Patient #12's medical record was reviewed. Patient #12 had two endoscopic procedures. There were only two RN's documented as assisting the physician with the performance of the procedures.
(2016 The Association of periOperative Registered Nurses's position statement, regarding the role of a circulating nurse, documented, "at a minimum, one perioperative RN circulator should be dedicated to each patient undergoing an operative or other invasive procedure and be present during that patient ' s entire intraoperative experience".)
Tag No.: A0951
Based on observation, staff interview and document review, the hospital failed to ensure surgical fire risk reduction measures were performed prior to each surgery or other invasive procedures.
Findings:
On 11/02/2016 at 10:30 am during a tour of the endoscopy procedural area and on 11/03/2016 at 1:45 pm, during the surgical unit tour, oxygen, alcohol [fuel], and cautery [heat] were observed. (These elements increased the risk of surgical fires)
On 11/04/2016, during an interview, the Director of the Cardiac Cath Lab stated oxygen, alcohol, and cautery were also present in all cath labs.

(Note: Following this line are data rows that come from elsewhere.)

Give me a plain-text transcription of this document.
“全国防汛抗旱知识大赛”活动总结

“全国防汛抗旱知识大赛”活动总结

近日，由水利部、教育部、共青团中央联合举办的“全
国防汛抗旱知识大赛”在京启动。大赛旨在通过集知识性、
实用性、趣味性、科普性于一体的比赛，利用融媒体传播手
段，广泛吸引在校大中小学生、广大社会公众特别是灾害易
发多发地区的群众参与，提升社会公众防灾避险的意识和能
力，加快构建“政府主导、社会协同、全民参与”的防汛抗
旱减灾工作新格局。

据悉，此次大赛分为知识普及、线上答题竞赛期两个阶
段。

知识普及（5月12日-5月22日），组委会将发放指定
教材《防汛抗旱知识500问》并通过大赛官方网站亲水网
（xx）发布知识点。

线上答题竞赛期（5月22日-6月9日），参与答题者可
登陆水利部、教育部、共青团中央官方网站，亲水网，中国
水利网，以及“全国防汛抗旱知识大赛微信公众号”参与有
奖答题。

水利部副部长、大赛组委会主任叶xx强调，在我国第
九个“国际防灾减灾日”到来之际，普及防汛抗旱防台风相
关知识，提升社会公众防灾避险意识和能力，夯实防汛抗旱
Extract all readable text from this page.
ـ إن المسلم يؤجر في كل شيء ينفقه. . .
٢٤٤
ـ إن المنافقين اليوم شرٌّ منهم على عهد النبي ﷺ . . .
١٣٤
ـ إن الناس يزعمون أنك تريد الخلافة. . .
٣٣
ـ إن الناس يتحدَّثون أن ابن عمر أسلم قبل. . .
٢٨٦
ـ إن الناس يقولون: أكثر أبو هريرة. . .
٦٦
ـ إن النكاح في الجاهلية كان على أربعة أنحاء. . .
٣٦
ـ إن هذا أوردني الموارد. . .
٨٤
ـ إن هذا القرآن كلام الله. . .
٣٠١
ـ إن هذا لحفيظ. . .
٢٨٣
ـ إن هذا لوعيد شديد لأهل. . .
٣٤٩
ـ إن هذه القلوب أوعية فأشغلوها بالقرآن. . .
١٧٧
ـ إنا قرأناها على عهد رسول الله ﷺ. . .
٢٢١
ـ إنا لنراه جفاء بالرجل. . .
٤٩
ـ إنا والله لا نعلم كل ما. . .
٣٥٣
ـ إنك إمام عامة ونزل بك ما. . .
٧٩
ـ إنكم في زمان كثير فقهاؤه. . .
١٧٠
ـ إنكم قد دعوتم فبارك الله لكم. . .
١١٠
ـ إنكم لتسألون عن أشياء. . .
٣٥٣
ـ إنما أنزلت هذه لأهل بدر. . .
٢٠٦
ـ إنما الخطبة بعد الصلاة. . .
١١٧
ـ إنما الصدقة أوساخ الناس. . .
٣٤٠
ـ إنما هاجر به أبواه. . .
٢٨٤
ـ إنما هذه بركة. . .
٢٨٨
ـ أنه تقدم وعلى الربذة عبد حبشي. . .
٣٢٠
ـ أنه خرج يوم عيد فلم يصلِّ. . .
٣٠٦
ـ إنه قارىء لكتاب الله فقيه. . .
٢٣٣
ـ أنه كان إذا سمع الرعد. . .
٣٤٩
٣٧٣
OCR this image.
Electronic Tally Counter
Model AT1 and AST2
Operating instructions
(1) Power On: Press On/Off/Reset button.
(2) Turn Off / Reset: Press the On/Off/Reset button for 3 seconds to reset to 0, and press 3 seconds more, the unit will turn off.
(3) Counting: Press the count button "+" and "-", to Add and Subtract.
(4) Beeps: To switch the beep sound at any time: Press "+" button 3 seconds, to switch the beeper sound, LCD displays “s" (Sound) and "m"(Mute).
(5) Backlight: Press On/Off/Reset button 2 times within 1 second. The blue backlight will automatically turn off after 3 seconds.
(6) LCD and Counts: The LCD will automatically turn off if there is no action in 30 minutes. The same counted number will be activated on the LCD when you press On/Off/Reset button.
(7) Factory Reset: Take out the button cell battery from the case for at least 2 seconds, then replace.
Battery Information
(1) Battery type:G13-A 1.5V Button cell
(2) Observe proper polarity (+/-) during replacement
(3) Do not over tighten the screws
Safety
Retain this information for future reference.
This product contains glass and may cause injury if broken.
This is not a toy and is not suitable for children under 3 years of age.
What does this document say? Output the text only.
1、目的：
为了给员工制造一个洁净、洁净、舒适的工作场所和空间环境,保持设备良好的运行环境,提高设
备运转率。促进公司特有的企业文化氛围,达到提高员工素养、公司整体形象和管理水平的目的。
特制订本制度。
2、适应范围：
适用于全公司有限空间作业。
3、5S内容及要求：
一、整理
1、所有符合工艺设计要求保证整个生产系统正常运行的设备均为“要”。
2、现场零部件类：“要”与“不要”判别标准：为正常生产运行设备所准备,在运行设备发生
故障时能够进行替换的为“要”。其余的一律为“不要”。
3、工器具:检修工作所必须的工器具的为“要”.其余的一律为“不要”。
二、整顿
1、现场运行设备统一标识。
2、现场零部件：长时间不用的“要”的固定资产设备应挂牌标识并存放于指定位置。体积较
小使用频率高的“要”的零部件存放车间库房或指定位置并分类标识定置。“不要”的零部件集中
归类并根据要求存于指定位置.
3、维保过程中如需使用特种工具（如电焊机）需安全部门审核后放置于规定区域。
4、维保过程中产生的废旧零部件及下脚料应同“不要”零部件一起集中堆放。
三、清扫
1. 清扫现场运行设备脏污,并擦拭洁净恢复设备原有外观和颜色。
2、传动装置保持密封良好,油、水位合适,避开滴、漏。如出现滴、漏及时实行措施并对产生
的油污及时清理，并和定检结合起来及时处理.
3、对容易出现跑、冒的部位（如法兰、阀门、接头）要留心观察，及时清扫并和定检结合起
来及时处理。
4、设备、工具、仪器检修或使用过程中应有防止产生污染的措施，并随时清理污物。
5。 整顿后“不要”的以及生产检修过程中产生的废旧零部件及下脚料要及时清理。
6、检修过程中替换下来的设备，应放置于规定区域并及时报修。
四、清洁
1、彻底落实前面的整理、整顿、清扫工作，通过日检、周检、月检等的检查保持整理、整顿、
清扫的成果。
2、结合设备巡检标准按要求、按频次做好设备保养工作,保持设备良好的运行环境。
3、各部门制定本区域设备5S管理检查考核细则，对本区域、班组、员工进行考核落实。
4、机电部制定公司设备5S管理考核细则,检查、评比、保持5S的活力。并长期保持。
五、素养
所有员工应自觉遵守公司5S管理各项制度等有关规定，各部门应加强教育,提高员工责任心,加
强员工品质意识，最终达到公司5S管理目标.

This Director stated the cath staff did not perform a surgical fire risk assessment prior to heart cath procedures.
,
The hospital policy title, "Prevention of Surgical Fires 10/13" was reviewed. This policy does not include instructions for staff to perform a fire risk assessment prior to each surgery or other invasive procedures.
Ten medical records were reviewed for documentation of a fire risk assessment prior to surgery or other invasive procedures. The findings were as follows:
~ 2 of 6 surgeries failed to document a fire risk assessment,
~ 3 of 3 cardiac caths failed to document a fire risk assessment, and
~ 1 of 1 endoscopies failed to document a fire risk assessment.